Important CME parameters used in analysis are size, speed, and direction. These properties are inferred from orbital satellites’ coronagraph imagery by SWPC forecasters to determine any Earth-impact likelihood. The NASA Solar and Heliospheric Observatory (SOHO) carries a coronagraph – known as the Large Angle and Spectrometric Coronagraph (LASCO). This instrument has two ranges for optical imaging of the Sun’s corona: C2 (covers distance range of 1.5 to 6 solar radii) and C3 (range of 3 to 32 solar radii). The LASCO instrument is currently the primary means used by forecasters to analyze and categorize CMEs; however another coronagraph is on the NASA STEREO-A spacecraft as an additional source.
Imminent CME arrival is first observed by the Deep Space Climate Observatory (DSCOVR) satellite, located at the L1 orbital area. Sudden increases in density, total interplanetary magnetic field (IMF) strength, and solar wind speed at the DSCOVR spacecraft indicate arrival of the CME-associated interplanetary shock ahead of the magnetic cloud. This can often provide 15 to 60 minutes advanced warning of shock arrival at Earth – and any possible sudden impulse or sudden storm commencement; as registered by Earth-based magnetometers.

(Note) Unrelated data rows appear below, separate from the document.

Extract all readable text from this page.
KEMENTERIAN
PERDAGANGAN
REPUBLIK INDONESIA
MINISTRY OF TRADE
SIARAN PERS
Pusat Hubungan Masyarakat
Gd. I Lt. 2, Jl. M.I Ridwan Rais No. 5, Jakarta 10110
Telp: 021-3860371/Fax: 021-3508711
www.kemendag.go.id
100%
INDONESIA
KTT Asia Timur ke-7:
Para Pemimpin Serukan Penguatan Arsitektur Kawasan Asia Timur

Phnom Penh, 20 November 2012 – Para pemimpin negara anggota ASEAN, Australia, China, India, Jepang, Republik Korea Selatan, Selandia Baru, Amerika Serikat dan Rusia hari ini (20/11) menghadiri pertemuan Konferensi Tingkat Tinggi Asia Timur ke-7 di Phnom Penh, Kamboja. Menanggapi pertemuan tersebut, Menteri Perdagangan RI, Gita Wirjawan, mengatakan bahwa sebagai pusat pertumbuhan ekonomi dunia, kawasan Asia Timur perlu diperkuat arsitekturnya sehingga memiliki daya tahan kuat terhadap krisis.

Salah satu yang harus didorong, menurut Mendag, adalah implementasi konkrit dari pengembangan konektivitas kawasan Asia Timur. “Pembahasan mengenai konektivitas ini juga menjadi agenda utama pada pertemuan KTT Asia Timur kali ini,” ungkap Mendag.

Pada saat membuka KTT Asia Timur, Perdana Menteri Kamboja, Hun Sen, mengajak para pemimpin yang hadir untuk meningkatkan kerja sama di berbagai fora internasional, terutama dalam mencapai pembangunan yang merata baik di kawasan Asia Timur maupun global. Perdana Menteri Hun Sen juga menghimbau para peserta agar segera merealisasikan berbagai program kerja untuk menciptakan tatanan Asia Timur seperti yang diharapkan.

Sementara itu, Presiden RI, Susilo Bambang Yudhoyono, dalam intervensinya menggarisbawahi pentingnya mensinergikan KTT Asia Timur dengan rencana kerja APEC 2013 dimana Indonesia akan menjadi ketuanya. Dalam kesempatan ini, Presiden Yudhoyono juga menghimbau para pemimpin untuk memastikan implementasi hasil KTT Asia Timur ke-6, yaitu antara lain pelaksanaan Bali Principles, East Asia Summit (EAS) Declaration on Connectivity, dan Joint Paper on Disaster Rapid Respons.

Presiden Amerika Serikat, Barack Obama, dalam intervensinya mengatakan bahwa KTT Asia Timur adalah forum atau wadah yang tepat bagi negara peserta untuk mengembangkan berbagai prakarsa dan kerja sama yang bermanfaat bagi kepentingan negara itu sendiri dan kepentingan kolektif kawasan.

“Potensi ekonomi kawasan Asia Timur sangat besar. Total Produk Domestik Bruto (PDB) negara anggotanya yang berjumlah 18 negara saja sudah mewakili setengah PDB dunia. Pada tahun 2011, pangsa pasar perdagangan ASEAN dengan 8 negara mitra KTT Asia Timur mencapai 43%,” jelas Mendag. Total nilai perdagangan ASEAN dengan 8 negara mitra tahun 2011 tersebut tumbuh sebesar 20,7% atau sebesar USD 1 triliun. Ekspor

Important aspects of an arriving CME and its likelihood for causing more intense geomagnetic storming include the strength and direction of the IMF beginning with shock arrival, followed by arrival and passage of the plasma cloud and frozen-in-flux magnetic field. More intense levels of geomagnetic storming are favored when the CME enhanced IMF becomes more pronounced and prolonged in a south-directed orientation. Some CMEs show predominantly one direction of the magnetic field during its passage, while most exhibit changing field directions as the CME passes over Earth. Generally, CMEs that impact Earth’s magnetosphere will at some point have an IMF orientation that favors generation of geomagnetic storming. Geomagnetic storms are classified using a five-level NOAA Space Weather Scale. SWPC forecasters discuss analysis and geomagnetic storm potential of CMEs in the forecast discussion and predict levels of geomagnetic storming in the 3-day forecast.